There is one apology, common to the supporters of both the old parties, and often in their mouths, when pressed for inconsistent persistence in adhering to these parties. It is dogmatically asserted that there can be but two parties,—that a new party is impossible, particularly in our country,—and that, therefore, all persons, however opposed to Slavery, must be content in one of the old parties. This assumption, which is without foundation in reason, is so often put forth, that it has acquired a certain currency; and many, who reason hastily, or implicitly follow others, have adopted it as the all-sufficient excuse for their conduct. Confessing their own opposition to Slavery, they yield to the domination of party, and become dumb. All this is wrong morally, and therefore must be wrong practically.

Party, in its true estate, is the natural expression and agency of different forms of opinion on important public questions, and itself assumes different forms precisely according to the prevalence of different opinions. Thus, in the early Italian republics there were for a while the factions of Guelphs and Ghibellines, rival supporters of Pope and Emperor,—also of Whites and Blacks, taking their names from the color of their respective badges,—and in England, the two factions of the White and Red Roses, in which was involved the succession to the crown. In all these cases the party came into being, died out, or changed with the objects originating it. If there be in a community only two chief antagonist opinions, then there will be but two parties embodying these opinions. But as other opinions practically prevail and seek vent, so must parties change or multiply. This is so strongly the conclusion of reason and philosophy, that it could not be doubted, even if there were no examples of such change and multiplicity. But we need only turn to the recent history of France and England, the two countries where opinion has the freest scope, to find such examples.
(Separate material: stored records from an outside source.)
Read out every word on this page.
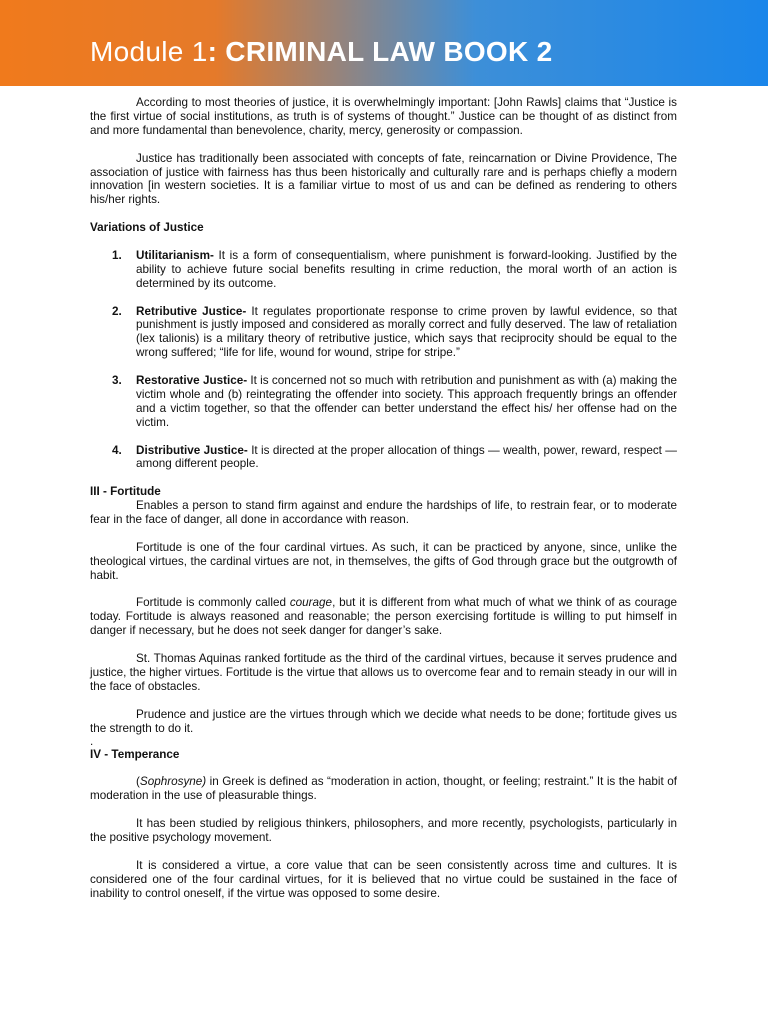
Module 1: CRIMINAL LAW BOOK 2

According to most theories of justice, it is overwhelmingly important: [John Rawls] claims that “Justice is the first virtue of social institutions, as truth is of systems of thought.” Justice can be thought of as distinct from and more fundamental than benevolence, charity, mercy, generosity or compassion.

Justice has traditionally been associated with concepts of fate, reincarnation or Divine Providence, The association of justice with fairness has thus been historically and culturally rare and is perhaps chiefly a modern innovation [in western societies. It is a familiar virtue to most of us and can be defined as rendering to others his/her rights.

Variations of Justice
1. Utilitarianism- It is a form of consequentialism, where punishment is forward-looking. Justified by the ability to achieve future social benefits resulting in crime reduction, the moral worth of an action is determined by its outcome.
2. Retributive Justice- It regulates proportionate response to crime proven by lawful evidence, so that punishment is justly imposed and considered as morally correct and fully deserved. The law of retaliation (lex talionis) is a military theory of retributive justice, which says that reciprocity should be equal to the wrong suffered; “life for life, wound for wound, stripe for stripe.”
3. Restorative Justice- It is concerned not so much with retribution and punishment as with (a) making the victim whole and (b) reintegrating the offender into society. This approach frequently brings an offender and a victim together, so that the offender can better understand the effect his/ her offense had on the victim.
4. Distributive Justice- It is directed at the proper allocation of things — wealth, power, reward, respect — among different people.
III - Fortitude

Enables a person to stand firm against and endure the hardships of life, to restrain fear, or to moderate fear in the face of danger, all done in accordance with reason.

Fortitude is one of the four cardinal virtues. As such, it can be practiced by anyone, since, unlike the theological virtues, the cardinal virtues are not, in themselves, the gifts of God through grace but the outgrowth of habit.

Fortitude is commonly called courage, but it is different from what much of what we think of as courage today. Fortitude is always reasoned and reasonable; the person exercising fortitude is willing to put himself in danger if necessary, but he does not seek danger for danger’s sake.

St. Thomas Aquinas ranked fortitude as the third of the cardinal virtues, because it serves prudence and justice, the higher virtues. Fortitude is the virtue that allows us to overcome fear and to remain steady in our will in the face of obstacles.

Prudence and justice are the virtues through which we decide what needs to be done; fortitude gives us the strength to do it.

.

IV - Temperance

(Sophrosyne) in Greek is defined as “moderation in action, thought, or feeling; restraint.” It is the habit of moderation in the use of pleasurable things.

It has been studied by religious thinkers, philosophers, and more recently, psychologists, particularly in the positive psychology movement.

It is considered a virtue, a core value that can be seen consistently across time and cultures. It is considered one of the four cardinal virtues, for it is believed that no virtue could be sustained in the face of inability to control oneself, if the virtue was opposed to some desire.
Thus, for instance, in France,—and I dwell on this point because I have myself observed, in conversation, that it is of practical importance,—under Louis Philippe, anterior to the late Republic, there was the party of Legitimists, supporters of the old branch of Bourbons, and the party of Orleanists, supporters of the existing throne: these two corresponding at the time, in relative rank and power, to our Whigs and Democrats. Besides these was a third party, the small band of Republicans, represented in the Legislature by a few persons only, but strong in principles and purposes, which in February, 1848, prevailed over both the others. [Applause.] On the establishment of the Republic, the multiplication of parties continued, until, with the freedom of opinion and the freedom of the press, all were equally overthrown by Louis Napoleon, and their place supplied by the enforced unity of despotism.
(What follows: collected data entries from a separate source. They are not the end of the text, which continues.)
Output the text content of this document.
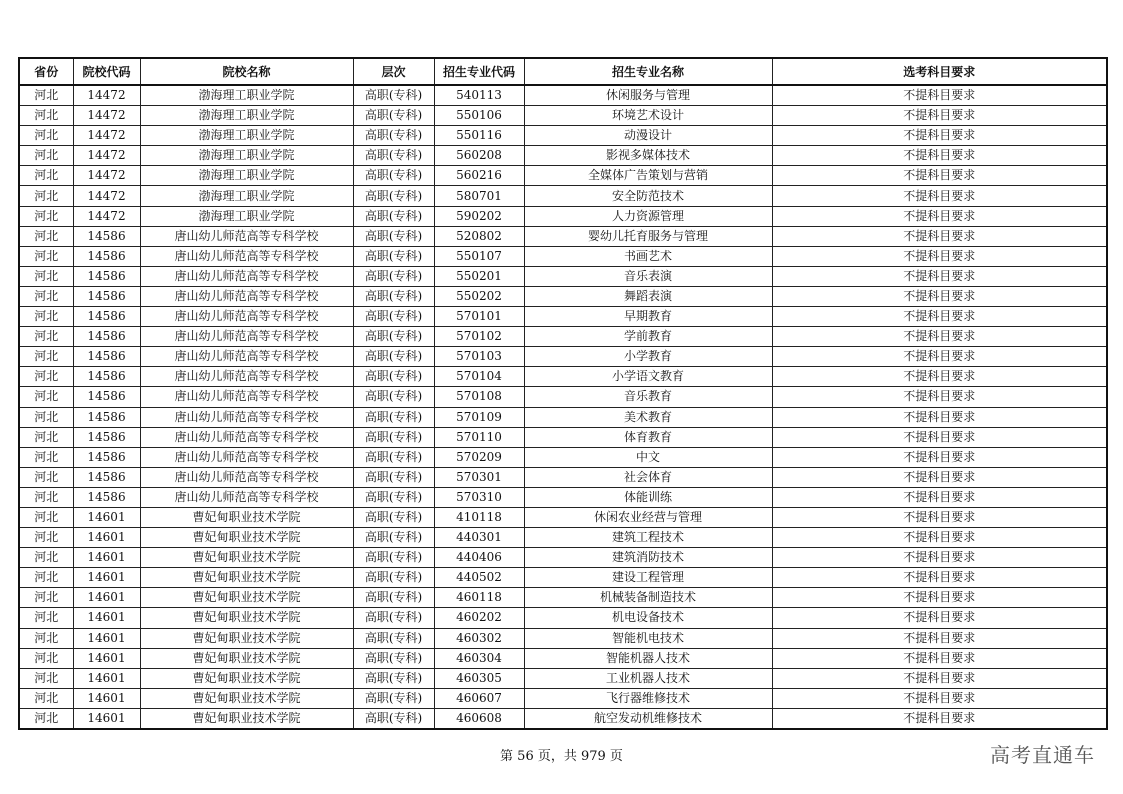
省份	院校代码	院校名称	层次	招生专业代码	招生专业名称	选考科目要求
河北	14472	渤海理工职业学院	高职(专科)	540113	休闲服务与管理	不提科目要求
河北	14472	渤海理工职业学院	高职(专科)	550106	环境艺术设计	不提科目要求
河北	14472	渤海理工职业学院	高职(专科)	550116	动漫设计	不提科目要求
河北	14472	渤海理工职业学院	高职(专科)	560208	影视多媒体技术	不提科目要求
河北	14472	渤海理工职业学院	高职(专科)	560216	全媒体广告策划与营销	不提科目要求
河北	14472	渤海理工职业学院	高职(专科)	580701	安全防范技术	不提科目要求
河北	14472	渤海理工职业学院	高职(专科)	590202	人力资源管理	不提科目要求
河北	14586	唐山幼儿师范高等专科学校	高职(专科)	520802	婴幼儿托育服务与管理	不提科目要求
河北	14586	唐山幼儿师范高等专科学校	高职(专科)	550107	书画艺术	不提科目要求
河北	14586	唐山幼儿师范高等专科学校	高职(专科)	550201	音乐表演	不提科目要求
河北	14586	唐山幼儿师范高等专科学校	高职(专科)	550202	舞蹈表演	不提科目要求
河北	14586	唐山幼儿师范高等专科学校	高职(专科)	570101	早期教育	不提科目要求
河北	14586	唐山幼儿师范高等专科学校	高职(专科)	570102	学前教育	不提科目要求
河北	14586	唐山幼儿师范高等专科学校	高职(专科)	570103	小学教育	不提科目要求
河北	14586	唐山幼儿师范高等专科学校	高职(专科)	570104	小学语文教育	不提科目要求
河北	14586	唐山幼儿师范高等专科学校	高职(专科)	570108	音乐教育	不提科目要求
河北	14586	唐山幼儿师范高等专科学校	高职(专科)	570109	美术教育	不提科目要求
河北	14586	唐山幼儿师范高等专科学校	高职(专科)	570110	体育教育	不提科目要求
河北	14586	唐山幼儿师范高等专科学校	高职(专科)	570209	中文	不提科目要求
河北	14586	唐山幼儿师范高等专科学校	高职(专科)	570301	社会体育	不提科目要求
河北	14586	唐山幼儿师范高等专科学校	高职(专科)	570310	体能训练	不提科目要求
河北	14601	曹妃甸职业技术学院	高职(专科)	410118	休闲农业经营与管理	不提科目要求
河北	14601	曹妃甸职业技术学院	高职(专科)	440301	建筑工程技术	不提科目要求
河北	14601	曹妃甸职业技术学院	高职(专科)	440406	建筑消防技术	不提科目要求
河北	14601	曹妃甸职业技术学院	高职(专科)	440502	建设工程管理	不提科目要求
河北	14601	曹妃甸职业技术学院	高职(专科)	460118	机械装备制造技术	不提科目要求
河北	14601	曹妃甸职业技术学院	高职(专科)	460202	机电设备技术	不提科目要求
河北	14601	曹妃甸职业技术学院	高职(专科)	460302	智能机电技术	不提科目要求
河北	14601	曹妃甸职业技术学院	高职(专科)	460304	智能机器人技术	不提科目要求
河北	14601	曹妃甸职业技术学院	高职(专科)	460305	工业机器人技术	不提科目要求
河北	14601	曹妃甸职业技术学院	高职(专科)	460607	飞行器维修技术	不提科目要求
河北	14601	曹妃甸职业技术学院	高职(专科)	460608	航空发动机维修技术	不提科目要求
第 56 页，共 979 页	高考直通车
In England, the most important measure of recent reform, the abolition of the laws imposing a protective duty on corn, was carried only by a third party. Neither of the two old parties could be brought to adopt this measure and press it to consummation. A powerful public opinion, thwarted in the regular parties, had recourse to a new one, neither Whig nor Tory, but formed from both the old ones, where Sir Robert Peel, the great Conservative leader, took his place, side by side, in honorable coalition, with Mr. Cobden, the great Liberal leader. ["Hear! hear!">[ In this way the Corn Laws were finally overthrown. The multiplicity of parties engendered by this contest still continues in England. At the general election for the new Parliament which has just taken place, the strict lines of ancient parties seemed to be effaced, and many were returned, not as Whigs and Tories, but as Protectionists and Anti-Protectionists.